The hero realized what it was that he feared the most. Not that the legless one, the boneless longserpent, would kill him. That would almost be a relief in this terrible place. But that it would see him. And stop. And speak, before it began its long sport with him.

The dragon halted, one foot in mid-stride. And looked down.

Shef came from his sleep with a shriek and a bound, landing in one movement, just feet from the bed where they had stretched him. Three pairs of eyes stared at him, alarmed, relieved, surprised. One pair, Ingulf’s, looked suddenly knowing.

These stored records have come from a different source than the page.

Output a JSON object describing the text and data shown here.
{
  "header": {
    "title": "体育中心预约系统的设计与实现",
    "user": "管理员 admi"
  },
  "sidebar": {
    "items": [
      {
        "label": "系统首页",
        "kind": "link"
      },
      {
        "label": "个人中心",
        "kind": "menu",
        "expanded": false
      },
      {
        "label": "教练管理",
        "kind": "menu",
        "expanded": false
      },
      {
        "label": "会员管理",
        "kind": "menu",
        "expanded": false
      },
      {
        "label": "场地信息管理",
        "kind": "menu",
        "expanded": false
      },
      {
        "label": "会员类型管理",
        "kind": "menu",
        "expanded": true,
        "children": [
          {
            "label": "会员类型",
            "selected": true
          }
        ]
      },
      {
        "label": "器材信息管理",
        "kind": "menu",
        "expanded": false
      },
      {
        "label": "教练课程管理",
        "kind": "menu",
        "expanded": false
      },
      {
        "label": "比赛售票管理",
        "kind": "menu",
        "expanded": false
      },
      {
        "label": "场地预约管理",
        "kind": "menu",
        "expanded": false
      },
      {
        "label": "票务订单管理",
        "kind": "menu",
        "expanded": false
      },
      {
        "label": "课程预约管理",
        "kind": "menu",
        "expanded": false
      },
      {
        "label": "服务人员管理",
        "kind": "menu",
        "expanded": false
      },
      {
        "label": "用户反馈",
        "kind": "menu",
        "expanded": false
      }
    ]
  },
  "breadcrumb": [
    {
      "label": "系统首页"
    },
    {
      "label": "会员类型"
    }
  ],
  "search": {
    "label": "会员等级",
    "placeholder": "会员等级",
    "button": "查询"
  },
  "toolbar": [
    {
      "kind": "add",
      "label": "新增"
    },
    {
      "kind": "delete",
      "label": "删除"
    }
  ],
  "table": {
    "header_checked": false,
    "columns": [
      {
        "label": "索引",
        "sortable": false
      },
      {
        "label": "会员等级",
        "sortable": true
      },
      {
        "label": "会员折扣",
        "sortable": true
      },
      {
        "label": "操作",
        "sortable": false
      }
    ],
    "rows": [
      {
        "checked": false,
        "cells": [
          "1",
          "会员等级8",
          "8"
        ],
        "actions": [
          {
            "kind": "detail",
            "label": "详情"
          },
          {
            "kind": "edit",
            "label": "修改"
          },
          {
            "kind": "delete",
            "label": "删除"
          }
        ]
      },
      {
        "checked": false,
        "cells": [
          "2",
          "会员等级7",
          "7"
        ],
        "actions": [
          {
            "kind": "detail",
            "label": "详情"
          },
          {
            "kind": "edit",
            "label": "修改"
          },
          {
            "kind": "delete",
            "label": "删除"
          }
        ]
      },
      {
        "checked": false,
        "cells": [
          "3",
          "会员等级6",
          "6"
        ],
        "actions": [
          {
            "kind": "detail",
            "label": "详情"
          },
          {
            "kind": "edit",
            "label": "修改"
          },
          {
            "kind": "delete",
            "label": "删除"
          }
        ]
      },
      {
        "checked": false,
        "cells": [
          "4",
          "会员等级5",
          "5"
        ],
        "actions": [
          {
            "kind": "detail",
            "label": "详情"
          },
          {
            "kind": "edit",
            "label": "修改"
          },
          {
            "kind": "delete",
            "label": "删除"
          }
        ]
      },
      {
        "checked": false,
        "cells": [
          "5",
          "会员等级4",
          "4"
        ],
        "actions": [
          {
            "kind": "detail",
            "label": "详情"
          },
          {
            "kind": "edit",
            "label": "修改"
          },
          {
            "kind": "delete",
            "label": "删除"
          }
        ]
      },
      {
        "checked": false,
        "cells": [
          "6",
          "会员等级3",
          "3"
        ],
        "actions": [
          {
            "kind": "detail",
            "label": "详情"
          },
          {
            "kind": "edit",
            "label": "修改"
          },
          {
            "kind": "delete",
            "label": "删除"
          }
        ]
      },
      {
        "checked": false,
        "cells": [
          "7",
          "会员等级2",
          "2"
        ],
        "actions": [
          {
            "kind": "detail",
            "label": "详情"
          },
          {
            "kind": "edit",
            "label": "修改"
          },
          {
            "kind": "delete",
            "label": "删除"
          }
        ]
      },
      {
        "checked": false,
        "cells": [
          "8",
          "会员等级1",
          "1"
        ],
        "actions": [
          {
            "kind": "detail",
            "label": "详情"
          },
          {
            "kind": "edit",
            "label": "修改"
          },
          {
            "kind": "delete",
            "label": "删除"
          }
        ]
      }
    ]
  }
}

“You saw something?” he said.

Shef passed a hand over his sweat-soaked hair. “Ivar. The Boneless One. As he is on the other side.”

The warriors around Ivar watched him out of the corners of their eyes, too proud to show alarm or even anxiety, yet conscious that at any time now he might break out, turn on anyone at all, even his most trusted followers or the emissaries of his brothers. He sat in a carved chair looted from one of King Burgred’s baggage-carts, a horn of ale in his right hand, dipped from the great keg in front of him. In his left hand he swung the gold coronet they had taken from Burgred’s head. The head itself was on a spike in the stark ring surrounding the Vikings’ camp. That was why Ivar’s mood was grim. He had been balked yet again.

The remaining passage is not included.